There are five attributes of innovations which effect how innovations get adopted or customers change their behavior:

1. Relative Advantage: What advantage does the new innovation (product/service/etc.) offer over what’s available currently? The relative advantage could be price, new features, convenience, etc-anything customers perceive beneficial. Let’s take example of iPod which is one of the fastest adopted new innovations. iPod offers following advantages which were not offered by previous portable music players:

a. Better design: light weight, easy navigation, different colors, cool aesthetics.
b. Choice: ability to store up to 5,000 songs and no need to carry CDs.
c. New features: Ability to organize and search songs, long battery life, etc.

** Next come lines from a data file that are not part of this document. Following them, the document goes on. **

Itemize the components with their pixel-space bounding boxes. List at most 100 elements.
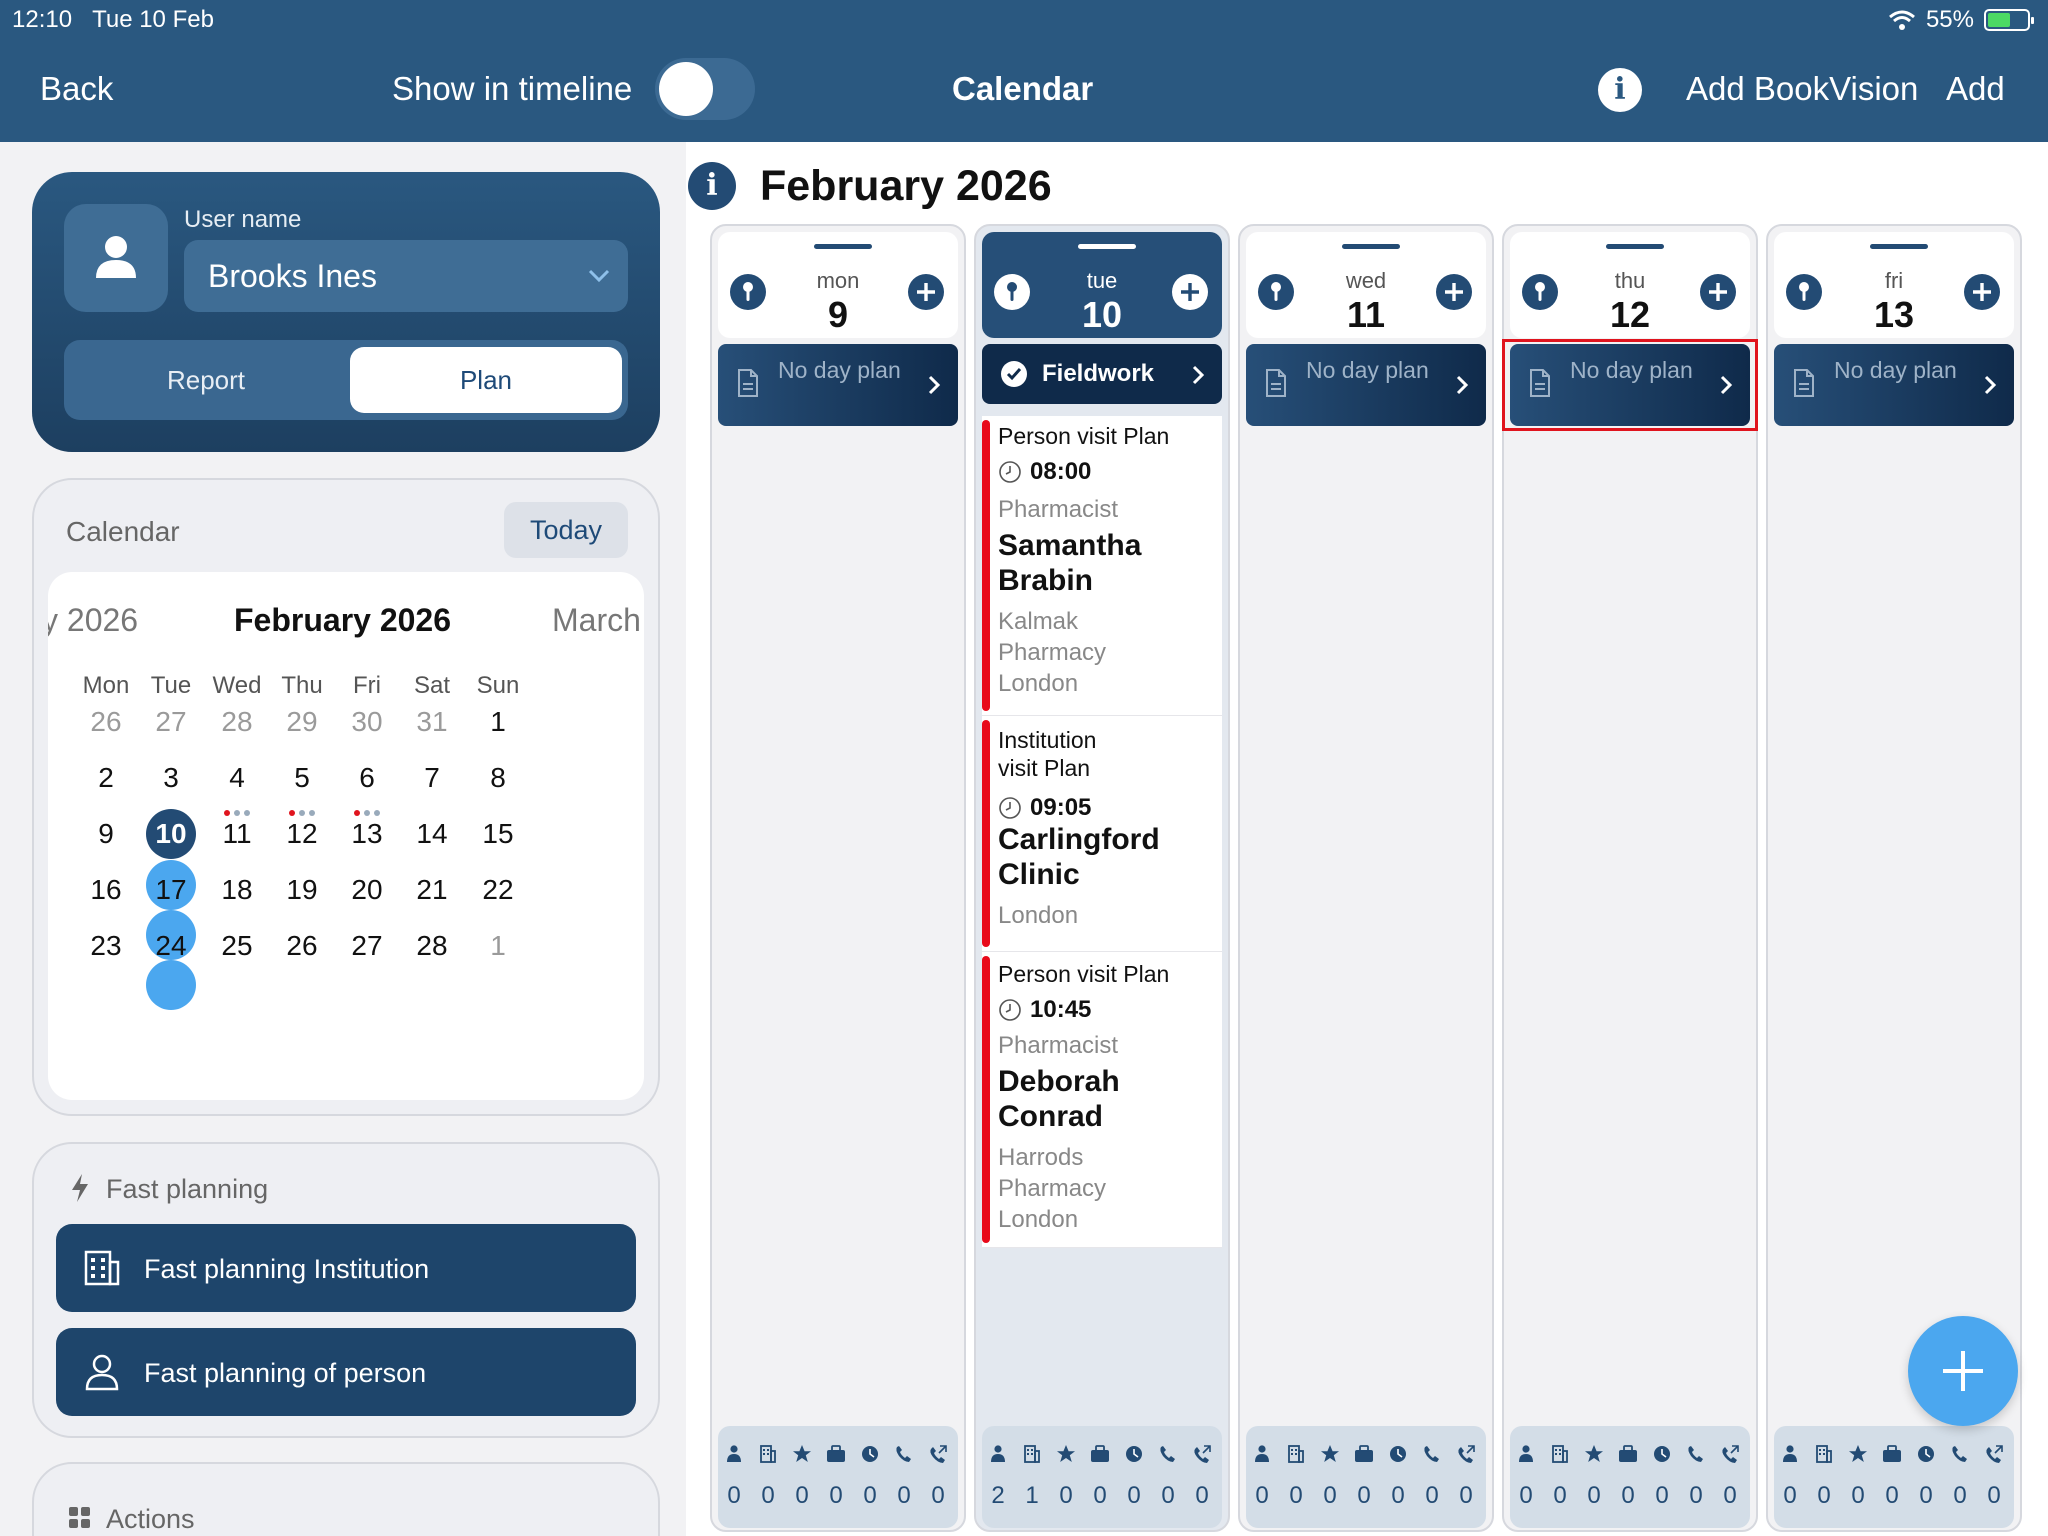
calendar-day-number: 7 bbox=[424, 762, 440, 793]
calendar-day[interactable]: 22 bbox=[458, 860, 538, 920]
calendar-day-number: 8 bbox=[490, 762, 506, 793]
month-calendar: y 2026 February 2026 March Mon Tue Wed Thu F… bbox=[48, 572, 644, 1100]
day-plan-button[interactable]: No day plan bbox=[718, 344, 958, 426]
building-icon bbox=[1024, 1445, 1040, 1463]
stat-count: 0 bbox=[1621, 1482, 1635, 1509]
visit-type: Person visit Plan bbox=[998, 423, 1170, 449]
stat-icons bbox=[1255, 1445, 1475, 1463]
phone-icon bbox=[1688, 1446, 1703, 1462]
stat-count: 0 bbox=[1357, 1482, 1371, 1509]
calendar-day[interactable]: 8 bbox=[458, 748, 538, 808]
chevron-right-icon bbox=[1984, 375, 1997, 395]
star-icon bbox=[1321, 1445, 1339, 1462]
visit-card[interactable]: Person visit Plan 10:45 Pharmacist Deborah … bbox=[982, 952, 1222, 1248]
day-header-indicator bbox=[814, 244, 872, 249]
building-icon bbox=[84, 1250, 120, 1286]
stat-count: 2 bbox=[991, 1482, 1005, 1509]
floating-add-button[interactable] bbox=[1908, 1316, 2018, 1426]
calendar-day-number: 24 bbox=[155, 930, 187, 961]
day-header[interactable]: mon 9 bbox=[718, 232, 958, 338]
visit-card[interactable]: Person visit Plan 08:00 Pharmacist Samantha… bbox=[982, 416, 1222, 716]
fast-planning-person-button[interactable]: Fast planning of person bbox=[56, 1328, 636, 1416]
visit-status-bar bbox=[982, 420, 990, 711]
stat-count: 0 bbox=[931, 1482, 945, 1509]
visit-time: 10:45 bbox=[1030, 996, 1092, 1023]
day-stats: 0000000 bbox=[1510, 1426, 1750, 1528]
clock-icon bbox=[1126, 1446, 1142, 1462]
stat-count: 0 bbox=[1093, 1482, 1107, 1509]
stat-count: 0 bbox=[1425, 1482, 1439, 1509]
stat-count: 0 bbox=[1885, 1482, 1899, 1509]
visit-place: Kalmak Pharmacy London bbox=[998, 608, 1107, 697]
day-header[interactable]: tue 10 bbox=[982, 232, 1222, 338]
calendar-day-number: 27 bbox=[351, 930, 383, 961]
calendar-day[interactable]: 1 bbox=[458, 916, 538, 976]
day-number: 11 bbox=[1346, 294, 1386, 335]
stat-count: 0 bbox=[1553, 1482, 1567, 1509]
info-icon[interactable]: i bbox=[1598, 68, 1642, 112]
day-header[interactable]: fri 13 bbox=[1774, 232, 2014, 338]
day-number: 13 bbox=[1873, 294, 1915, 335]
calendar-day-number: 9 bbox=[98, 818, 114, 849]
user-name-label: User name bbox=[184, 206, 302, 233]
briefcase-icon bbox=[1355, 1445, 1373, 1462]
day-plan-button[interactable]: Fieldwork bbox=[982, 344, 1222, 404]
next-month-label[interactable]: March bbox=[552, 602, 641, 639]
chevron-right-icon bbox=[1456, 375, 1469, 395]
star-icon bbox=[1849, 1445, 1867, 1462]
person-icon bbox=[1783, 1445, 1797, 1462]
previous-month-label[interactable]: y 2026 bbox=[48, 602, 138, 639]
stat-count: 0 bbox=[1059, 1482, 1073, 1509]
report-plan-segmented-control: Report Plan bbox=[64, 340, 628, 420]
calendar-day-number: 25 bbox=[221, 930, 253, 961]
briefcase-icon bbox=[1883, 1445, 1901, 1462]
fast-planning-institution-button[interactable]: Fast planning Institution bbox=[56, 1224, 636, 1312]
plus-icon bbox=[1943, 1351, 1983, 1391]
visit-card[interactable]: Institution visit Plan 09:05 Carlingford C… bbox=[982, 716, 1222, 952]
stat-icons bbox=[1519, 1445, 1739, 1463]
clock-icon bbox=[999, 461, 1021, 483]
calendar-day-number: 15 bbox=[482, 818, 514, 849]
week-title: February 2026 bbox=[760, 162, 1052, 210]
fast-planning-person-label: Fast planning of person bbox=[144, 1358, 427, 1388]
back-button[interactable]: Back bbox=[40, 70, 113, 108]
day-plan-button[interactable]: No day plan bbox=[1774, 344, 2014, 426]
building-icon bbox=[1288, 1445, 1304, 1463]
day-column-wed: wed 11 No day plan 0 0 0 0 0 0 0 bbox=[1238, 224, 1494, 1532]
clock-icon bbox=[999, 797, 1021, 819]
visit-role: Pharmacist bbox=[998, 1032, 1119, 1059]
add-button[interactable]: Add bbox=[1946, 70, 2005, 108]
show-in-timeline-toggle[interactable] bbox=[655, 58, 755, 120]
calendar-day-number: 27 bbox=[155, 706, 187, 737]
stat-icons bbox=[727, 1445, 947, 1463]
day-header-indicator bbox=[1342, 244, 1400, 249]
day-plan-button[interactable]: No day plan bbox=[1246, 344, 1486, 426]
day-weekday: fri bbox=[1884, 268, 1904, 293]
phone-outgoing-icon bbox=[1194, 1445, 1211, 1463]
add-bookvision-button[interactable]: Add BookVision bbox=[1686, 70, 1918, 108]
person-icon bbox=[991, 1445, 1005, 1462]
briefcase-icon bbox=[1619, 1445, 1637, 1462]
stat-count: 0 bbox=[1987, 1482, 2001, 1509]
briefcase-icon bbox=[827, 1445, 845, 1462]
star-icon bbox=[793, 1445, 811, 1462]
stat-count: 0 bbox=[1255, 1482, 1269, 1509]
segment-plan[interactable]: Plan bbox=[350, 347, 622, 413]
today-button[interactable]: Today bbox=[504, 502, 628, 558]
visit-role: Pharmacist bbox=[998, 496, 1119, 523]
user-name-select[interactable]: Brooks Ines bbox=[184, 240, 628, 312]
lightning-icon bbox=[72, 1174, 88, 1202]
stat-count: 0 bbox=[1587, 1482, 1601, 1509]
segment-report[interactable]: Report bbox=[64, 340, 348, 420]
stat-count: 0 bbox=[1655, 1482, 1669, 1509]
calendar-day[interactable]: 15 bbox=[458, 804, 538, 864]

The better the relative advantage of new innovation, the faster the adoption!

2. Interoperability: How does the new innovation interoperate with existing products/services? It means the ability of the customers to use the new innovation without requiring additional hardware/software/service. For example, you can convert your current CDs into MP3 and put them on your iPod. It does not require you to repurchase all your CDs to get MP3 versions. The interoperability has to be both backward and forward. The CD conversion example is for backward interoperability. In this case, forward interoperability is ability to directly download digital songs from iTunes. Non-interoperability creates a pricing barrier.

The higher the interoperability of the new innovation, the faster the adoption!

3. Simplicity: How simple is the new innovation to use and communicate? Simplicity is critical! Most technology companies need to work better in this area. The design/use of the innovative should be intuitive. For example, iPod is marvelously simple. One does not need any manual to start using the device. It is very intuitive. The click wheel enables you do control all functions without compromising aesthetics.

The simpler the new innovation, the faster the adoption!

4. Trialability: How easy and inexpensive is it for customers to try the new innovation? The reason it takes us more time to sell to businesses than to consumers is triablity. The time-intensive processes and “who will pay for the trial” challenges businesses have to try the service delays the adoption in B2B world. People like to try before they commit to anything new. The customer experience on first trial plays a critical role in adoption of the new innovation. For example, iPod is very easy to try, go to any Apple store and now a days borrow it from a friend. Similarly, you can listen to the songs for 30 seconds on iTunes before you purchase them.

The easier and inexpensive the trial of new innovation, the faster the adoption!

5. Observability: How observable is the new innovation? This is similar to word-of-mouth which is still the best form of marketing. If people see other people using the new innovation and enjoying the benefits, they also want to try it. There has been a lot of innovation in the back-end systems in the last few years but companies are still upgrading to SAP R/3 etc. One of the reasons is that not many people see back-end systems. On the other hand, people see other people listening to iPods. It is highly observable.

The higher the observability of new innovation, the faster the adoption!

You can apply these principles to any new product/service/feature you are working on and predict its success. What do you think?